That mixtape hot streak came in the wake of Future’s releasing his second album, Honest, and his fiancee, the R&B singer Ciara, leaving him shortly after the birth of their son when she allegedly discovered that Future had been cheating on her. The breakup was jarring to fans: we were watching Ciara dance to “Move That Dope” looking like she could give birth any minute just a day before we heard she was leaving him. Then Honest comes out and it’s filled with love songs (don’t call them love songs) and Future is competing with Kanye on “I Won” over who loves his girl more. Honest was considered a failure commercially and critically, although I think that album is pretty underrated. The next thing we heard was Future’s reaction to his break-up, a nasty song called “Pussy Overrated” that put him in the most unlikable light possible. Suddenly it looked like he was heading nowhere good.

If his lyrics are to be believed, Future is probably still headed nowhere good, but he has been making some truly amazing music since that moment. From the first moment after Honest, Future has been giving us the most nihilistic possible take on money (“$10 million cash/fuck a friend”), drug use (“I just took a piss and saw some codeine coming out”), sex (“Made a ho eat a ho cuz she a broke ho”), and violence (“I can’t believe the blood ain’t on my shirt/because he got hit close range”), delivered without any winks and a minimum of wordplay. But somehow, miraculously, from beneath the garble of codeine cough syrup and through an ocean of autotune, real humanity comes through. There’s a real person under there, there’s real pain. And that’s not to say that DS2 is great because it’s sad. ‘Blow a Bag’ or ‘Fuck Up Some Commas’ or basically any track on DS2 goes hard. You can listen to it at maximum possible volume in your car or at a club and it’s lit, but at the right moment you can also hear Future’s otherworldly delivery, part robot, part human, and feel deeply for him. In the best moments you feel like partying and crying at the same damn time.

There’s a formula and DS2 doesn’t stray far from it. The only guest is Drake, who shows up on “Where Ya At” to trade chant like verses (each line begins with “Where ya ass was at”) a la Juvenile’s “Ha,” a trick that Future employed to slightly better effect with Juvenile himself on Beast Mode’s “Aintchu.” Almost all of the production is handled by Atlanta gods Metro Boomin and Southside with some Zaytoven mixed in, and their tracks provide the perfect frame for Future’s rapping. The basic template is minor key keyboard figures that wander in and out while faster drums churn in between deep, anchoring bass. Although it’s not as ubiquitous as on 56 Nights, the crazy siren sound, the one that crescendos to a shriek before bleeding quickly back into the ether, is back.
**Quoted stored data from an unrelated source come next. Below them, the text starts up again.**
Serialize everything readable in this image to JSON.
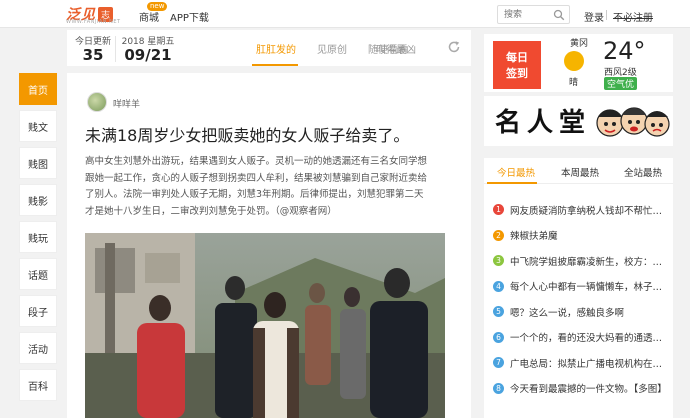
{
  "header": {
    "logo_text": "泛见",
    "logo_badge": "志",
    "logo_sub": "WWW.FANJIAN.NET",
    "nav": [
      {
        "label": "商城",
        "tag": "new"
      },
      {
        "label": "APP下载"
      }
    ],
    "search_placeholder": "搜索",
    "login": "登录",
    "no_register": "不必注册"
  },
  "left_nav": {
    "items": [
      "首页",
      "贱文",
      "贱图",
      "贱影",
      "贱玩",
      "话题",
      "段子",
      "活动",
      "百科"
    ],
    "active_index": 0
  },
  "date_bar": {
    "today_label": "今日更新",
    "today_count": "35",
    "date_top": "2018 星期五",
    "date_big": "09/21",
    "tabs": [
      "肛肛发的",
      "见原创",
      "叫得最凶",
      "随便看看"
    ],
    "active_tab": 0
  },
  "article": {
    "author": "咩咩羊",
    "title": "未满18周岁少女把贩卖她的女人贩子给卖了。",
    "body_lines": [
      "高中女生刘慧外出游玩，结果遇到女人贩子。灵机一动的她透漏还有三名女同学想",
      "跟她一起工作，贪心的人贩子想到拐卖四人牟利，结果被刘慧骗到自己家附近卖给",
      "了别人。法院一审判处人贩子无期，刘慧3年刑期。后律师提出，刘慧犯罪第二天",
      "才是她十八岁生日，二审改判刘慧免于处罚。（@观察者网）"
    ]
  },
  "weather": {
    "sign_lines": [
      "每日",
      "签到"
    ],
    "city": "黄冈",
    "condition": "晴",
    "temperature": "24°",
    "wind": "西风2级",
    "aqi": "空气优",
    "colors": {
      "sign": "#f04a30",
      "sun": "#f6b400",
      "aqi": "#3fb04c"
    }
  },
  "banner": {
    "text": "名人堂"
  },
  "hot": {
    "tabs": [
      "今日最热",
      "本周最热",
      "全站最热"
    ],
    "active_tab": 0,
    "items": [
      "网友质疑消防拿纳税人钱却不帮忙开...",
      "辣椒扶弟魔",
      "中飞院学姐披靡霸凌新生，校方：立...",
      "每个人心中都有一辆慵懒车，林子祥...",
      "嗯？这么一说，感触良多啊",
      "一个个的，看的还没大妈看的通透【...",
      "广电总局：拟禁止广播电视机构在黄...",
      "今天看到最震撼的一件文物。【多图】"
    ],
    "number_colors": [
      "#e8463a",
      "#f39800",
      "#8cc63f",
      "#4aa3df",
      "#4aa3df",
      "#4aa3df",
      "#4aa3df",
      "#4aa3df"
    ]
  }
}
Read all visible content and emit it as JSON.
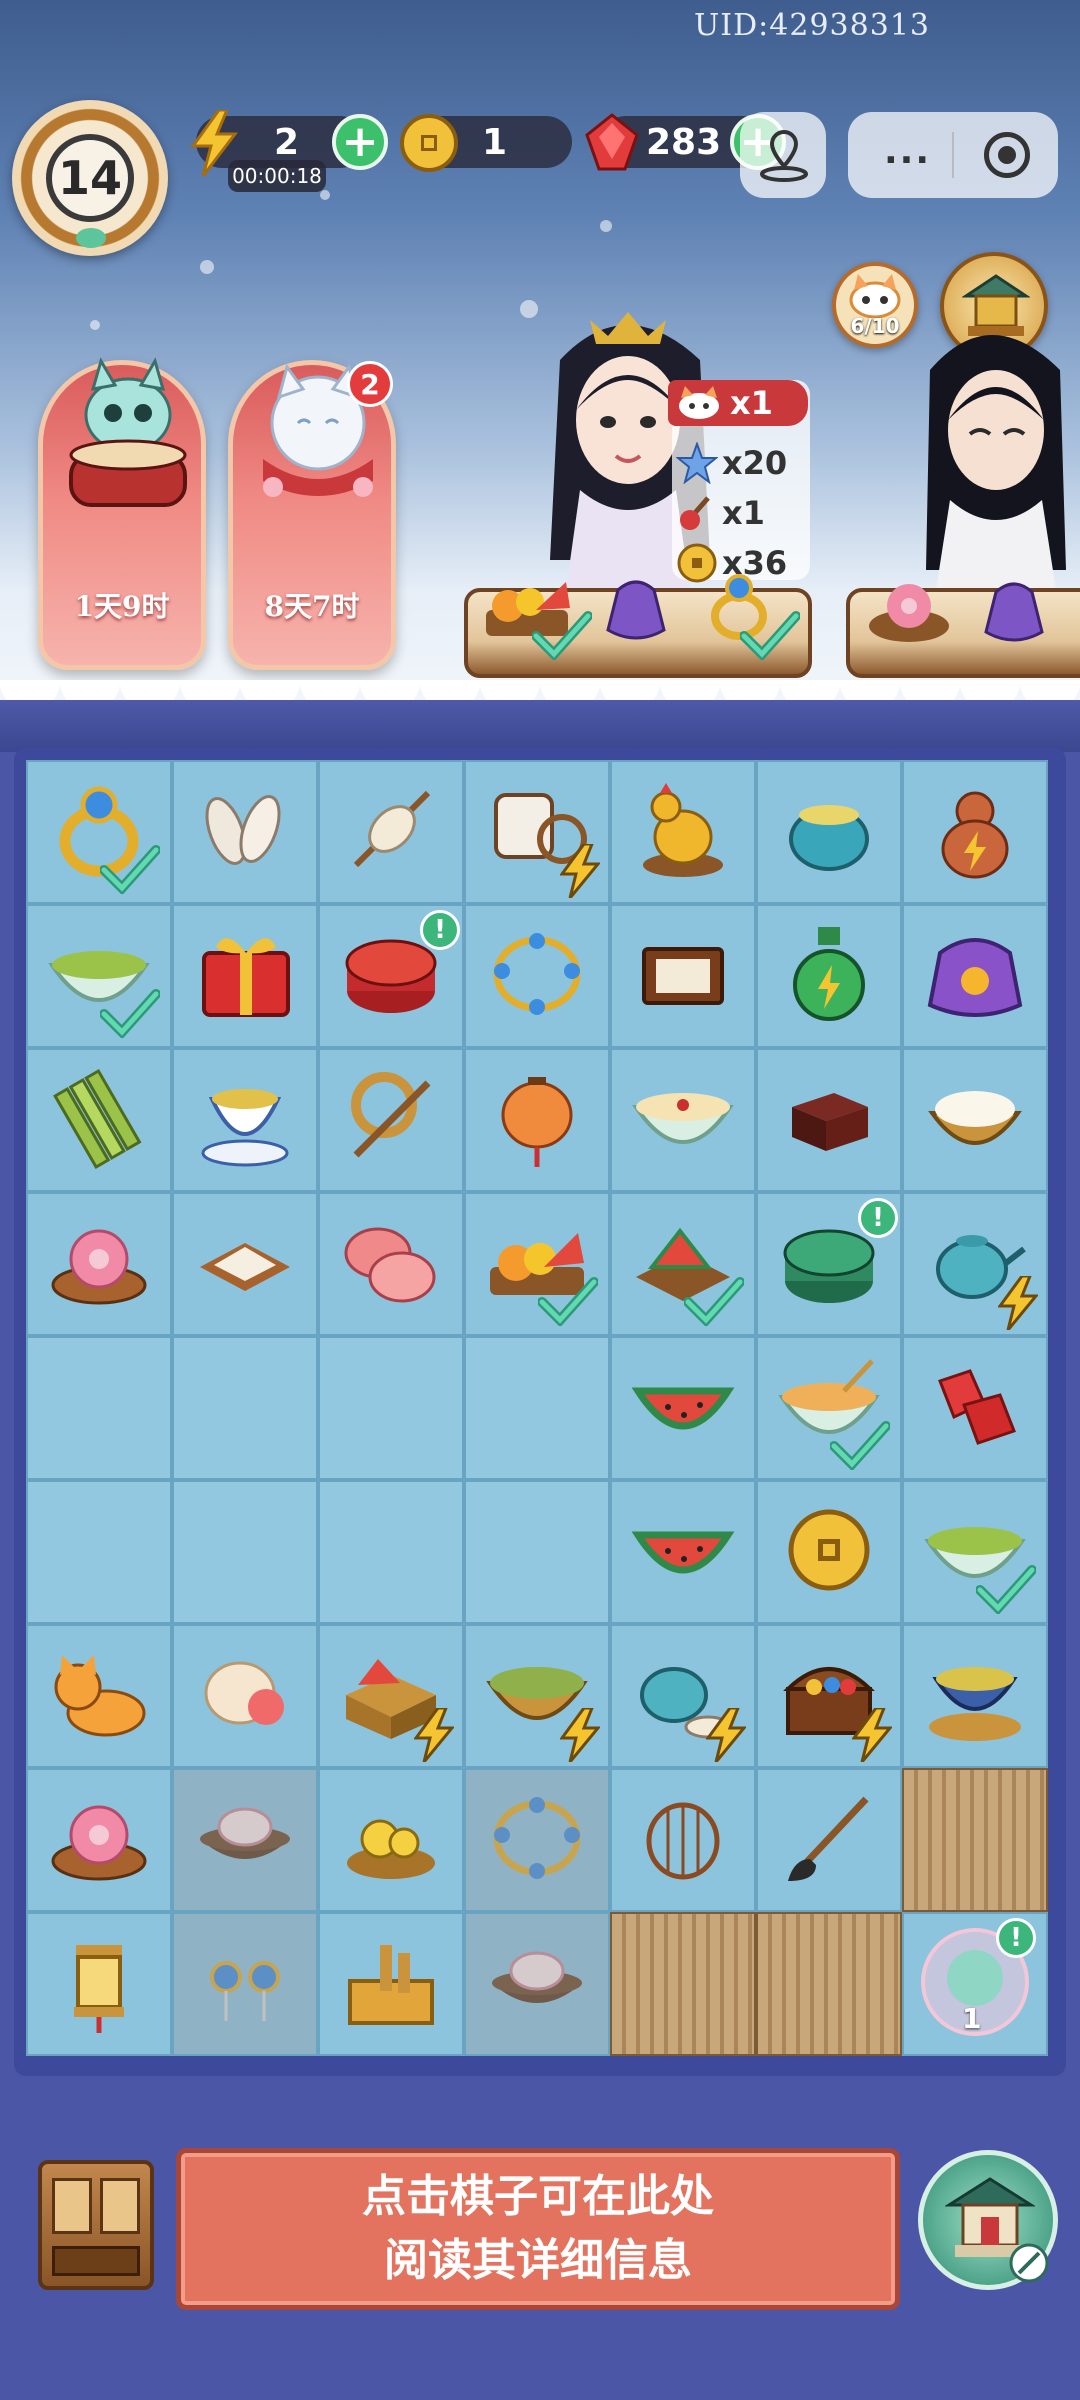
{
  "header": {
    "uid": "UID:42938313",
    "level": "14",
    "energy": {
      "value": "2",
      "timer": "00:00:18",
      "icon": "lightning-icon"
    },
    "coins": {
      "value": "1",
      "icon": "coin-icon"
    },
    "gems": {
      "value": "283",
      "icon": "ruby-gem-icon"
    }
  },
  "events": [
    {
      "name": "drum-cat-event",
      "time_left": "1天9时"
    },
    {
      "name": "white-cat-event",
      "time_left": "8天7时",
      "badge": "2"
    }
  ],
  "side_buttons": {
    "cat_collection": "6/10"
  },
  "order": {
    "cat_count": "x1",
    "rewards": [
      {
        "icon": "star-icon",
        "amount": "x20"
      },
      {
        "icon": "potion-icon",
        "amount": "x1"
      },
      {
        "icon": "coin-icon",
        "amount": "x36"
      }
    ]
  },
  "board": {
    "rows": 9,
    "cols": 7,
    "cells": [
      [
        "gold-ring",
        "silk-cocoons",
        "spindle",
        "silk-loom",
        "golden-rooster",
        "tea-jar",
        "energy-gourd"
      ],
      [
        "mung-bean-soup",
        "mystery-gift-box",
        "red-lacquer-box",
        "jade-bracelet",
        "wooden-tray",
        "energy-bottle",
        "embroidered-pouch"
      ],
      [
        "bamboo-slips",
        "tea-cup",
        "writing-brush-roll",
        "paper-lantern",
        "congee-bowl",
        "dark-box",
        "flour-basket"
      ],
      [
        "flower-cake",
        "rice-cake",
        "pink-mooncake",
        "fruit-platter",
        "watermelon-board",
        "green-lacquer-box",
        "teapot"
      ],
      [
        "",
        "",
        "",
        "",
        "watermelon-slice",
        "sweet-soup-bowl",
        "ruby-gems"
      ],
      [
        "",
        "",
        "",
        "",
        "watermelon-slice",
        "copper-coin",
        "mung-bean-soup"
      ],
      [
        "orange-cat",
        "rice-dumpling",
        "fruit-basket",
        "yarn-basket",
        "teapot-set",
        "treasure-chest",
        "tea-pot-stove"
      ],
      [
        "flower-cake",
        "bun-plate",
        "chick-nest",
        "jade-bracelet",
        "bird-cage",
        "writing-brush",
        "locked-crate"
      ],
      [
        "hanging-lantern",
        "earrings",
        "wooden-toolbox",
        "bun-plate",
        "locked-crate",
        "locked-crate",
        "jade-bubble"
      ]
    ],
    "bubble_count": "1"
  },
  "info_panel": {
    "line1": "点击棋子可在此处",
    "line2": "阅读其详细信息"
  }
}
The cumulative effect is spooky and desolate, much like Future’s auto-tuned voice

This is a good time to take a moment to remember Jay-Z’s 2009 “D.O.A (Death of Autotune).” What seemed  to be merely out of touch and embarrassing at the time effectively turned out to be a self-written (without a pen) eulogy for Jay’s great career. All of what Jay-Z stood against as a conservative cultural force--new sounds, new fashion, a new moment in hip-hop, autotune--has lead to the most interesting things happening in rap for the past half-decade. And autotune, instead of dying, has been the mode of choice for a lot of the best music made by some of the best artists of our time: peak Lil Wayne, Kanye, and now it’s time to put Future in that pantheon. In fact, it’s been time. DS2 isn’t necessarily Future’s the height of his hot streak-that’s 56 Nights in my opinion--and his studio debut Pluto was pretty great, so DS2 might not even be his best album. But DS2 is a uniformly awesome album, remarkable for the singularity of its vision, and it comes at absolutely the right time, when all eyes are on Future. He’s earned all the attention and adulation and now with his new album Future has delivered. DS2 is his moment.